Как водится, вечерело. Хотя, если быть абсолютно точной, скорее светало.
Ленке снилось, как по ее обнаженной руке в колонне по четыре марширует рота потных оранжевых муравьев.
Она открыла глаза и увидела, что лежит в чем мать родила на огромной, размером с футбольное поле кровати, а на ее предплечье, уютно уткнувшись носом ей в грудь, мелодично посапывает чья-то тяжелая кудрявая голова.
Ленка снова смежила тяжелые веки, и тут же муравьи, стянув с затылков вонючие краповые береты, стали устраиваться на привал. Откуда ни возьмись появилась солдатская полевая кухня, и солдатики, наполнив котелки чем-то густым и нестерпимо горячим, дружно принялись за еду.
Где-то вдали буднично и трамвайно загрохотало. В окне нервно задребезжало стекло. Ленка окончательно пробудилась и прислушалась.
Кроме периодического трамвайного заикания со стороны окна доносился еще какой-то другой, неприятный и нервный звук. Ленка приподняла голову.

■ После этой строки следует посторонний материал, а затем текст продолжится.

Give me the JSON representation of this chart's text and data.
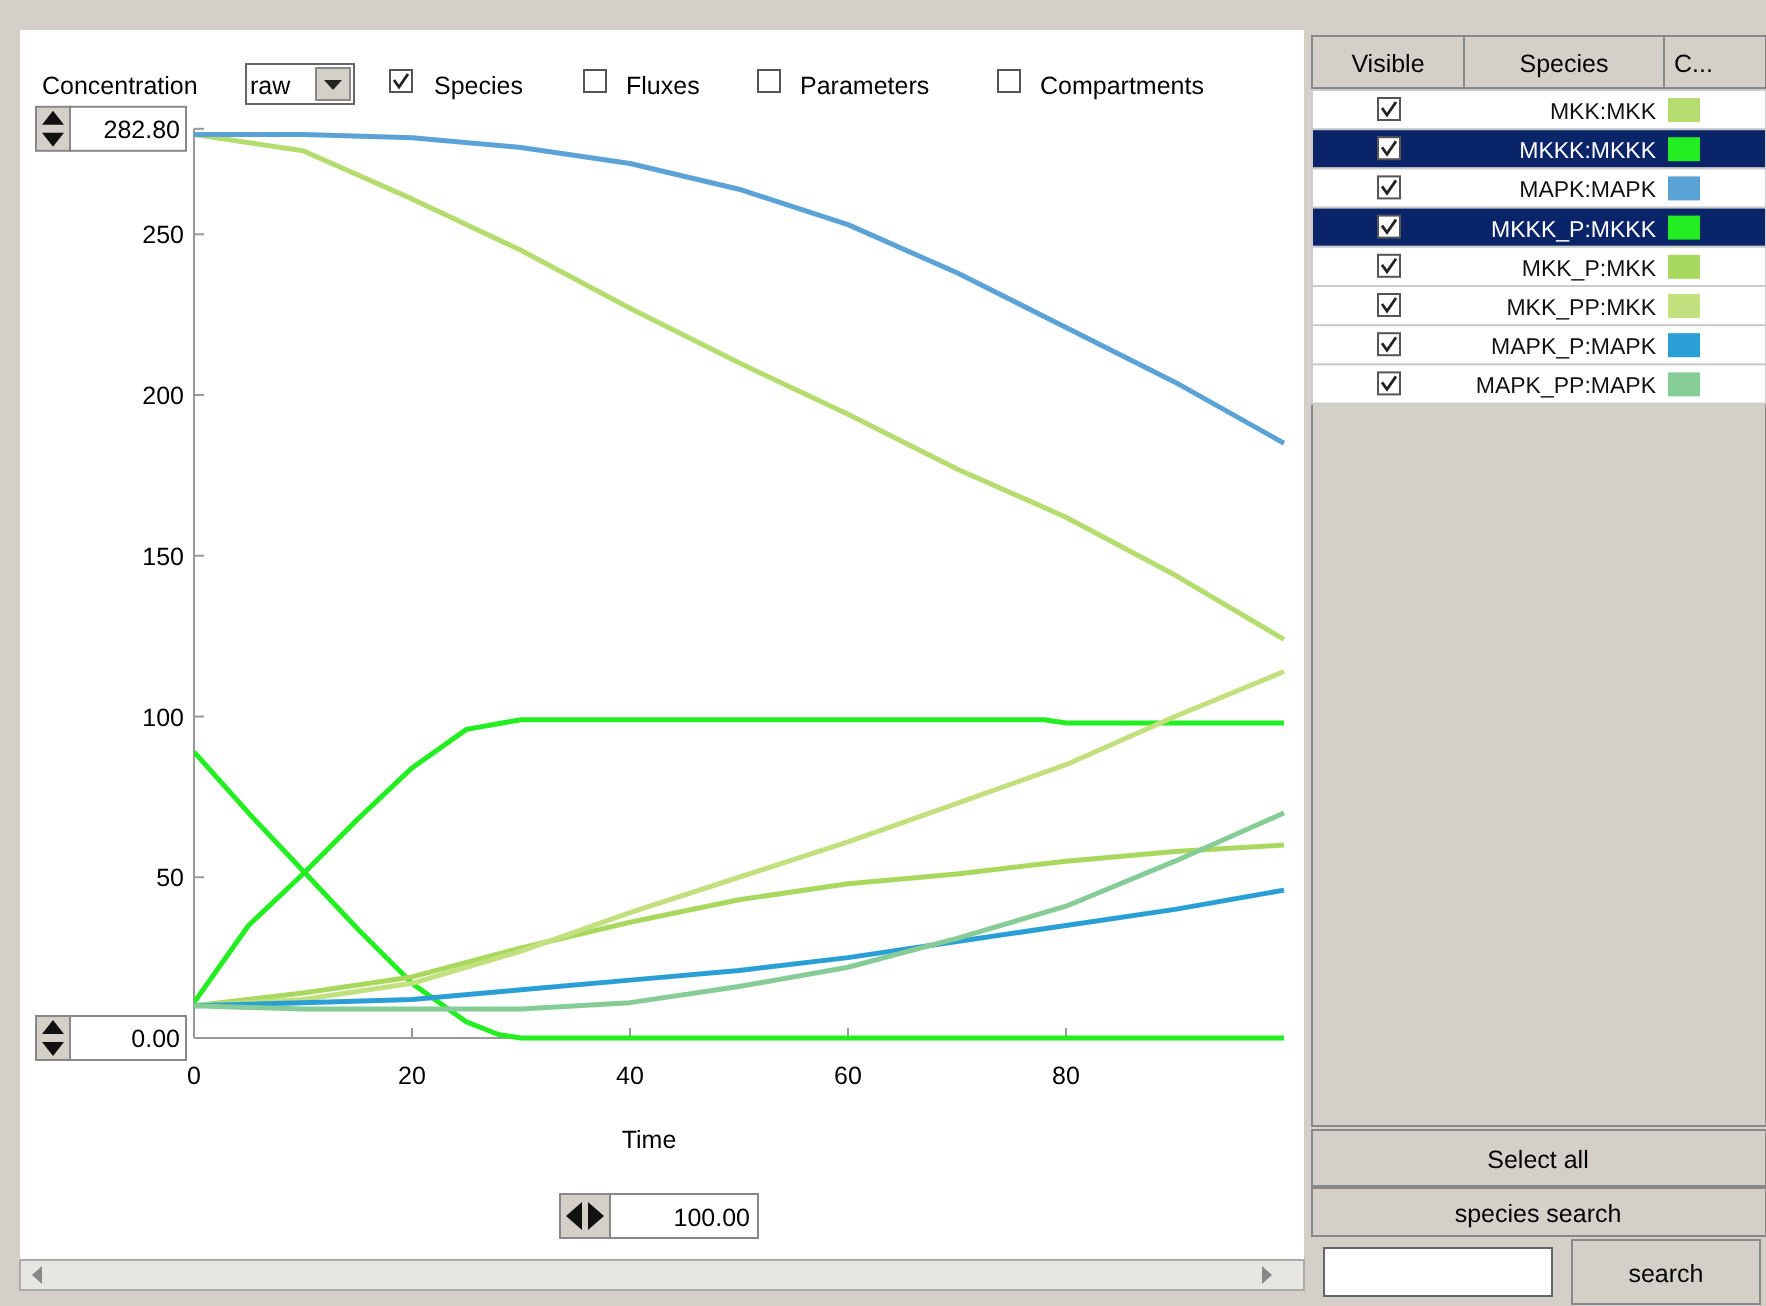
{
  "chart_data": {
    "type": "line",
    "xlabel": "Time",
    "xlim": [
      0,
      100
    ],
    "xticks": [
      0,
      20,
      40,
      60,
      80
    ],
    "ylim": [
      0,
      282.8
    ],
    "yticks": [
      {
        "value": 0,
        "label": "0.00"
      },
      50,
      100,
      150,
      200,
      250,
      {
        "value": 282.8,
        "label": "282.80"
      }
    ],
    "legend": "right",
    "grid": false,
    "marker": "none",
    "line_style": "solid",
    "annotations": [
      "Concentration",
      "raw",
      "Species",
      "Fluxes",
      "Parameters",
      "Compartments",
      "Visible",
      "Species",
      "C...",
      "Select all",
      "species search",
      "search",
      "100.00"
    ],
    "series": [
      {
        "name": "MKK:MKK",
        "color": "#b5dc6e",
        "x": [
          0,
          10,
          20,
          30,
          40,
          50,
          60,
          70,
          80,
          90,
          100
        ],
        "values": [
          281,
          276,
          261,
          245,
          227,
          210,
          194,
          177,
          162,
          144,
          124
        ]
      },
      {
        "name": "MKKK:MKKK",
        "color": "#22ee22",
        "x": [
          0,
          5,
          10,
          15,
          20,
          25,
          28,
          30,
          40,
          60,
          80,
          100
        ],
        "values": [
          89,
          70,
          52,
          34,
          17,
          5,
          1,
          0,
          0,
          0,
          0,
          0
        ]
      },
      {
        "name": "MAPK:MAPK",
        "color": "#5ba3d6",
        "x": [
          0,
          10,
          20,
          30,
          40,
          50,
          60,
          70,
          80,
          90,
          100
        ],
        "values": [
          281,
          281,
          280,
          277,
          272,
          264,
          253,
          238,
          221,
          204,
          185
        ]
      },
      {
        "name": "MKKK_P:MKKK",
        "color": "#22ee22",
        "x": [
          0,
          5,
          10,
          15,
          20,
          25,
          30,
          40,
          60,
          78,
          80,
          100
        ],
        "values": [
          11,
          35,
          51,
          68,
          84,
          96,
          99,
          99,
          99,
          99,
          98,
          98
        ]
      },
      {
        "name": "MKK_P:MKK",
        "color": "#a8d85e",
        "x": [
          0,
          10,
          20,
          30,
          40,
          50,
          60,
          70,
          80,
          90,
          100
        ],
        "values": [
          10,
          14,
          19,
          28,
          36,
          43,
          48,
          51,
          55,
          58,
          60
        ]
      },
      {
        "name": "MKK_PP:MKK",
        "color": "#c2e07e",
        "x": [
          0,
          10,
          20,
          30,
          40,
          50,
          60,
          70,
          80,
          90,
          100
        ],
        "values": [
          10,
          12,
          17,
          27,
          39,
          50,
          61,
          73,
          85,
          100,
          114
        ]
      },
      {
        "name": "MAPK_P:MAPK",
        "color": "#2a9fd6",
        "x": [
          0,
          10,
          20,
          30,
          40,
          50,
          60,
          70,
          80,
          90,
          100
        ],
        "values": [
          10,
          11,
          12,
          15,
          18,
          21,
          25,
          30,
          35,
          40,
          46
        ]
      },
      {
        "name": "MAPK_PP:MAPK",
        "color": "#86cc96",
        "x": [
          0,
          10,
          20,
          30,
          40,
          50,
          60,
          70,
          80,
          90,
          100
        ],
        "values": [
          10,
          9,
          9,
          9,
          11,
          16,
          22,
          31,
          41,
          55,
          70
        ]
      }
    ]
  }
}
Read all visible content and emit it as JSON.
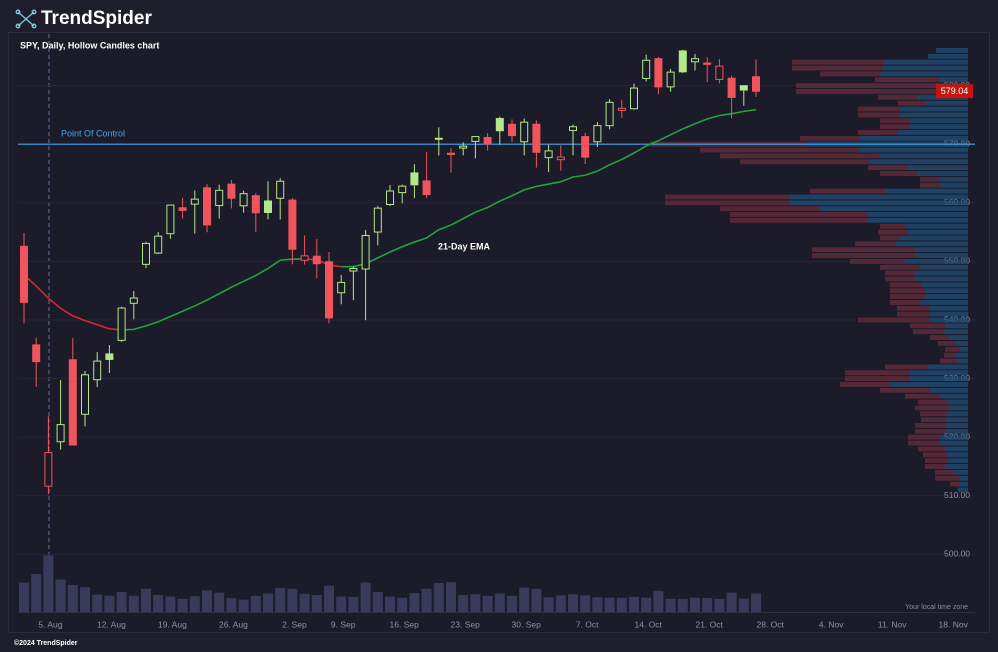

Огромная живая муха в сотый раз бросалась грудью на непробиваемую амбразуру окна и тут же, обессиленная и ошеломленная, падала с него на пыльный газон подоконника. Там, опустив в прощальном поклоне чахлые, проржавевшие по краям соцветия, умирали фиалки, обезвоженные, равнодушные и давно невосприимчивые ни к своему, ни к чужому горю.
Какое-то время муха, прячась под их еще живыми туманными листьями, хранила гордое и непроницаемое молчание. Потом очухалась, завозилась и стала проворно шевелить передними короткими лапками, тщась стереть с их шероховатой поверхности едкую цветочную пыльцу.
В двух сантиметрах от насекомого, беззвучно отвиляв в воздухе розовым вялым парашютом, опустился на землю мертвый фиалковый диверсант. Короткое болезненное оцепенение сковало муху на мгновенье и тут же отпустило. Она вдруг встрепенулась, ожила, заныла обиженно и напряженно и, вновь заведя свой нудный безжалостный моторчик, тяжело взлетела.